İçeriğe geçmek için "Enter"a basın

Soykırım da mı kabul edilecek?

Hulki Cevizoğlu

Dost’ bildiğimiz ülkeler yıllardır Türkiye’yi “Ermeni soykırımı iddiaları” ile sıkıştırmaya çalıştılar. Bu iddiayı her seferinde bir koz olarak kullanmak için ellerinden geleni yaptılar…

Osmanlılar savaştayken, vaktiyle “millet-i sadıka” (sadık millet) olarak bilinen içimizdeki Ermeniler’in bir kısmı, Ruslar’a yardım ederek bizi içerden vurmaya kalkmış, isyanlar çıkarmış ve katliamlara girişmişlerdi.

Bu nedenle, “zorunlu göç”e tabi tutulan Ermeniler, yıllar sonra dünyanın çeşitli ülkelerinde bu konuyu “soykırım” olarak gündeme getirmiş, hemen her konuda olduğu gibi Türkler’i dinlemeyen uygar (!) Batılılar da onları desteklemişti. Bilindiği gibi, siyasi alandaki bu gelişmeler, zamanla yurt dışındaki diplomatlarımızın seri suikastlere kurban gitmelerine kadar uzanmıştı.

SIRA BİZİM PARLAMENTO’DA MI?

Son birkaç yıldır ise Avrupa Birliği’nin üyesi olan ülkelerin parlamentoları ile ABD’de birçok eyalet parlamentosunda Türkiye aleyhine “Ermeni Soykırımı yasaları” kabul edilmiş, ayrıca birçok AB ülkesinde “soykırım anıtı” da dikilmişti.

Bizim politikacı ve diplomatlarımız ise bu gelişmeleri engelleyememiş, tek çareyi yurt içinde bu konunun unutturulması olarak görmüşlerdi.

Şimdi önümüzde büyük bir tehlike var.

Yabancı ülke parlamentolarından sonra, bizim parlamentomuzun da bu yönde bir karar alması tehlikesi!..

Acaba toplumda bu konudan kaç kişinin haberi var, TBMM’de kaç milletvekili işin korkunçluğunun farkında?..

Önümüzdeki eylül ayında Türkiye Büyük Millet Meclisi açıldığı zaman 15 gün içinde bir yasa kabul edecek.
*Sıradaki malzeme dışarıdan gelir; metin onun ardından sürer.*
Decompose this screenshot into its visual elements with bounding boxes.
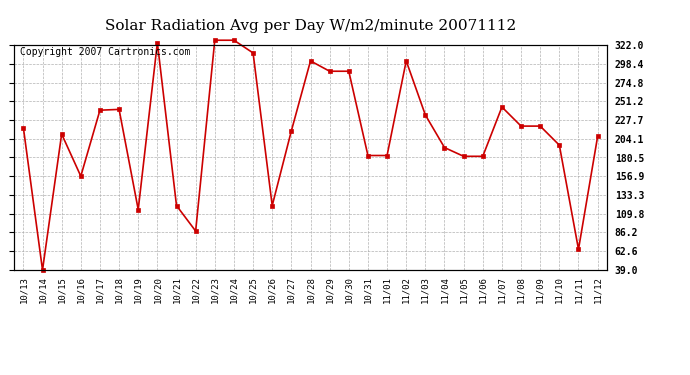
Text: Solar Radiation Avg per Day W/m2/minute 20071112: Solar Radiation Avg per Day W/m2/minute … [105,19,516,33]
Text: Copyright 2007 Cartronics.com: Copyright 2007 Cartronics.com [20,47,190,57]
Bu yasanın adı TCK, yani Türk Ceza Kanunu… Mevcut Ceza Yasası’nda, AB istekleri doğrultusunda önemli değişiklikler yapılıyor.

Bunların işareti, daha önce kabul edilen “AB Uyum Yasaları”nda verilmişti.
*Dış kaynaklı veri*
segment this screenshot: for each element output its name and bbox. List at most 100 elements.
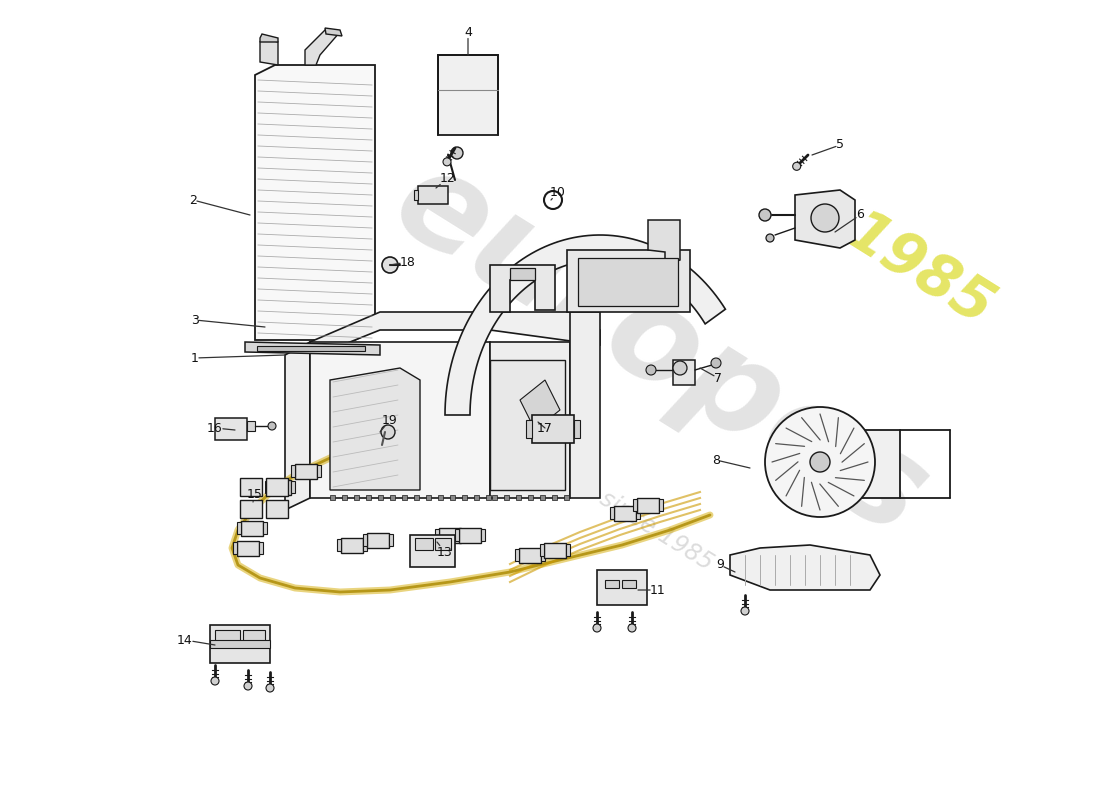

Bugün önümüzdeki tehlike, TBMM’deki milletvekillerimizin -en hafif deyimiyle- “farkında olmadan” TCK’nın 79. maddesini kabul etmeleri…

Geçen hafta Ceviz Kabuğu programında, yasayı hazırlayanlardan Adalet Alt Komisyonu Başkanı AKP Kastamonu Milletvekili Hakkı Köylü, “bu maddenin geçmişe yürümeyeceği” iyi niyetini taşıyordu.

Ancak, Köylü bu maddenin AB’nin isteği ile TCK’ya konduğunu kabul etti. Bu durumda, biz çağdaşlık görüntüsü altında yeni bir kavramı ceza yasamıza koyarak, her ne kadar “bu madde geçmişe yürümeyecek” desek de, olmamış bir katliamı olmuş gibi kabul eden AB ülkelerine bunu nasıl kabul ettireceğiz?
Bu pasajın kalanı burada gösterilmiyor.